While various surveys have interviewed people in different countries and regions, such as China, Saudi Arabia, India, and Europe, and compared data on different regions of the world, there is a practical focus on U.S. institutions and companies. However, looking at the partner organizations and sponsors of the AI Index Report, a practical focus is on US institutions and companies. It is important to keep this in mind when going through the report and transferring it to European conditions, for example. Especially if the report is to serve as a basis for economic decisions. A quick skim revealed that, apart from Stable Diffusion, no European Foundation Models appear to have been taken into account. The HELM (Holistic Evaluation of Language Models) comparison, also developed at Stanford by the Center of Research on Foundation Models (CRFM), shows in its current edition a broader spectrum of basic machine learning models than the AI Index 2023 has taken into account – partly also from Europe.

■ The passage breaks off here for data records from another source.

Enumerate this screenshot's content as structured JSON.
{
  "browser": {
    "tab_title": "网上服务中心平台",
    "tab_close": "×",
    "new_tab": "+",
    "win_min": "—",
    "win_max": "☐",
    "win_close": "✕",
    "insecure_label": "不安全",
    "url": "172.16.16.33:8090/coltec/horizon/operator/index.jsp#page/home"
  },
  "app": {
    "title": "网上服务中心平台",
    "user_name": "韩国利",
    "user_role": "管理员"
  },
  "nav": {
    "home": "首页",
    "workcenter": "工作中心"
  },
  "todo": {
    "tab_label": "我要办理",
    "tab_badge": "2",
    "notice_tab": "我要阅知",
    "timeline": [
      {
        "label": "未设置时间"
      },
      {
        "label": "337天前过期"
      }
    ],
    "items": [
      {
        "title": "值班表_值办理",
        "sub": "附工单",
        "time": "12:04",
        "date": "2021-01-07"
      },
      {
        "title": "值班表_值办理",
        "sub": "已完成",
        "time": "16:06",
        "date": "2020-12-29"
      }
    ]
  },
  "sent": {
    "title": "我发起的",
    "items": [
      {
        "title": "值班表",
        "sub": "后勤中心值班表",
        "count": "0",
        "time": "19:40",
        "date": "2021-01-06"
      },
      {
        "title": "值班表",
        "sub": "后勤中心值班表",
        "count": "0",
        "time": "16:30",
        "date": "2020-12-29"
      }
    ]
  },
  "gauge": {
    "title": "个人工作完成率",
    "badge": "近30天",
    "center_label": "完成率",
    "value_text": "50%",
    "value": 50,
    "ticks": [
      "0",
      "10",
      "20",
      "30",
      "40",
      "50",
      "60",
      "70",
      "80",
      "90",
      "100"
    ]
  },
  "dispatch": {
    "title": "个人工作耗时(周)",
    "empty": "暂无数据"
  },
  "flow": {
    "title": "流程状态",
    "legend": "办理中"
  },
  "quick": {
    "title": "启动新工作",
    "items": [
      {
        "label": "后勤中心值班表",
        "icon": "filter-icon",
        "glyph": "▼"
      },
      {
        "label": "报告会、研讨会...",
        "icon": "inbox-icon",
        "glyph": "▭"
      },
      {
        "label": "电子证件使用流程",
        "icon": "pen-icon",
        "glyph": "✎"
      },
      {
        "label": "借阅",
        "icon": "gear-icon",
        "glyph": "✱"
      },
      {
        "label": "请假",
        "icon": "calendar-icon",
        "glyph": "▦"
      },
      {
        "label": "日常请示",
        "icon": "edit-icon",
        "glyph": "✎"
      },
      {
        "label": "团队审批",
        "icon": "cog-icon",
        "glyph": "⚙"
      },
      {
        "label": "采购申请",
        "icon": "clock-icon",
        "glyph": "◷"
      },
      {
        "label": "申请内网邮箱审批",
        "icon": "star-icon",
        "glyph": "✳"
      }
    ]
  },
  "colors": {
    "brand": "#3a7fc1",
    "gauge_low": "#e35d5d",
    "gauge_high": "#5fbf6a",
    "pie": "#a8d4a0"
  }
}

The index report brings ambiguity in the context of the attitude of all countries to this
For example, the assignment of innovations to the countries of their authors seems unclear: Are nationalities meant or the main residence? Would the development of an emigrated German engineer count as a US innovation? What about projects that are spread across several countries? That the entire continent of Africa should be devoid of any AI models deemed meaningful is jarring, but could also indicate a bias in the data base – as there are numerous African artificial intelligence initiatives and strategies, and a notable grassroots AI movement in African countries. What is “meaningful” might well be seen differently in other parts of the world than in the context of a survey produced through a U.S. lens.